Rigorous Hiring Process in Private Equity:
Private equity firms have a lengthy and rigorous hiring process that involves multiple stages of interviews and assessments. They seek to hire the best candidates who can add value to their team and portfolio companies.
Networking Key to Success in Private Equity Job Search:
Networking is crucial in the private equity industry, as referrals from industry professionals or alumni can significantly improve one’s chances of landing a job. Therefore, building a strong network within the industry is essential.
- Build a strong financial background: Private equity firms generally look for candidates who have a strong background in finance. Having a degree in finance, business, economics, or accounting may be beneficial, along with relevant certifications such as the CFA (Chartered Financial Analyst) or CPA (Certified Public Accountant).

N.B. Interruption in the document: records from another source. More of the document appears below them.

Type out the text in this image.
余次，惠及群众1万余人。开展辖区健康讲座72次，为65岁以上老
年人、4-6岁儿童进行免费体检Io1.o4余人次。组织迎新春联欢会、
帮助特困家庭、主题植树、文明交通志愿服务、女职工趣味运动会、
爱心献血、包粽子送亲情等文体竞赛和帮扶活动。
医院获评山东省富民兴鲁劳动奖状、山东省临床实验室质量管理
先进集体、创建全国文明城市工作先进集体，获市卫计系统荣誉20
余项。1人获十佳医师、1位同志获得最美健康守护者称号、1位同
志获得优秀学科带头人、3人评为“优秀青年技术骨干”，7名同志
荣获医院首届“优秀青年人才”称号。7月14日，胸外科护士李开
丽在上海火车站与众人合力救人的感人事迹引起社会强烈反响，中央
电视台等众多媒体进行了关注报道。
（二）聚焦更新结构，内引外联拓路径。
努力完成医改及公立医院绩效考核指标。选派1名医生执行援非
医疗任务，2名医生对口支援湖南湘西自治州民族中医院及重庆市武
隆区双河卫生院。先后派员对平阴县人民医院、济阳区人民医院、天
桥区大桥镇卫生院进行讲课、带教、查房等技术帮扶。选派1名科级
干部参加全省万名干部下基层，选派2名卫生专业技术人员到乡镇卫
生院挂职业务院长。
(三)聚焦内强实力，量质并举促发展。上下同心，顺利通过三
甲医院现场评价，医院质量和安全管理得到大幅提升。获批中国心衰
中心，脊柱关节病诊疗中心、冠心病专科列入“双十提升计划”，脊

- Gain experience in investment banking or consulting: Working in investment banking, corporate finance, or management consulting can provide valuable skills and experience that are highly transferable to a private equity career.
- Network: Networking is crucial in the private equity industry. Attending industry events, connecting with alumni from your university working in the industry, joining private equity associations, and reaching out to recruiters.
- Research and target firms: Research the private equity firms you are interested in and understand their investment focus and culture. Be strategic in your approach and target firms that align with your career goals.
- Be patient: Getting a job in private equity can take time. Be patient and persistent and be willing to start in a lower-level role and work your way up.
- Be prepared for interviews: Prepare for interviews by researching the firm’s portfolio companies, investment strategies, and culture. Be ready to discuss your experience in finance and your understanding of private equity.
- Build a strong track record: Build a strong track record of deal experience, either through internships or in your current job. Demonstrating your ability to add value to portfolio companies can make you stand out as a candidate.
Blackmore and BlackmoreConnects are always looking for talented individuals motivated individuals that want to learn about this space.
Check out the link here: internships
Now that you have educated yourself in this space and started applying for jobs, you should start preparing for the interviews coming your way. Private equity job interviews can be intense and involve a combination of technical questions and behavioral questions. Here are some commonly asked private equities job interview questions:
- Technical Questions:
– Can you walk me through a discounted cash flow analysis?
– How do you value a company using the multiples method?
– What are the factors to consider when selecting an investment to pursue?
– What is LBO and how does it work?
– What are the different sources of financing a Leveraged Buyout?
– What is an accretion/dilution analysis?
- Behavioral Questions:
– Why do you want to work in private equity?
– Can you tell me about a time when you had to make a difficult decision?
– What is your investment philosophy?
– How do you handle challenging teamwork situations?
– Can you tell me about a time when you faced a challenging valuation problem?
- Case Studies:
– Walk me through a pitch on a private equity investment opportunity you would pursue.
– Can you value this company and justify its acquisition price?
– How do you determine the exit timing and the exit route for a portfolio company?
Preparing for private equity job interviews requires a combination of technical knowledge, critical thinking, and behavioral skills. So, it is important to practice your interviewing skills by reviewing these questions and preparing your responses.
A typical day in private equity can vary depending on the role, the firm’s size, and the current stage of investment. However, here is an overview of what a day in private equity might look like:
- Morning Meeting: Private equity firms typically start their day with a morning meeting where they discuss various ongoing investments, potential deals and market trends.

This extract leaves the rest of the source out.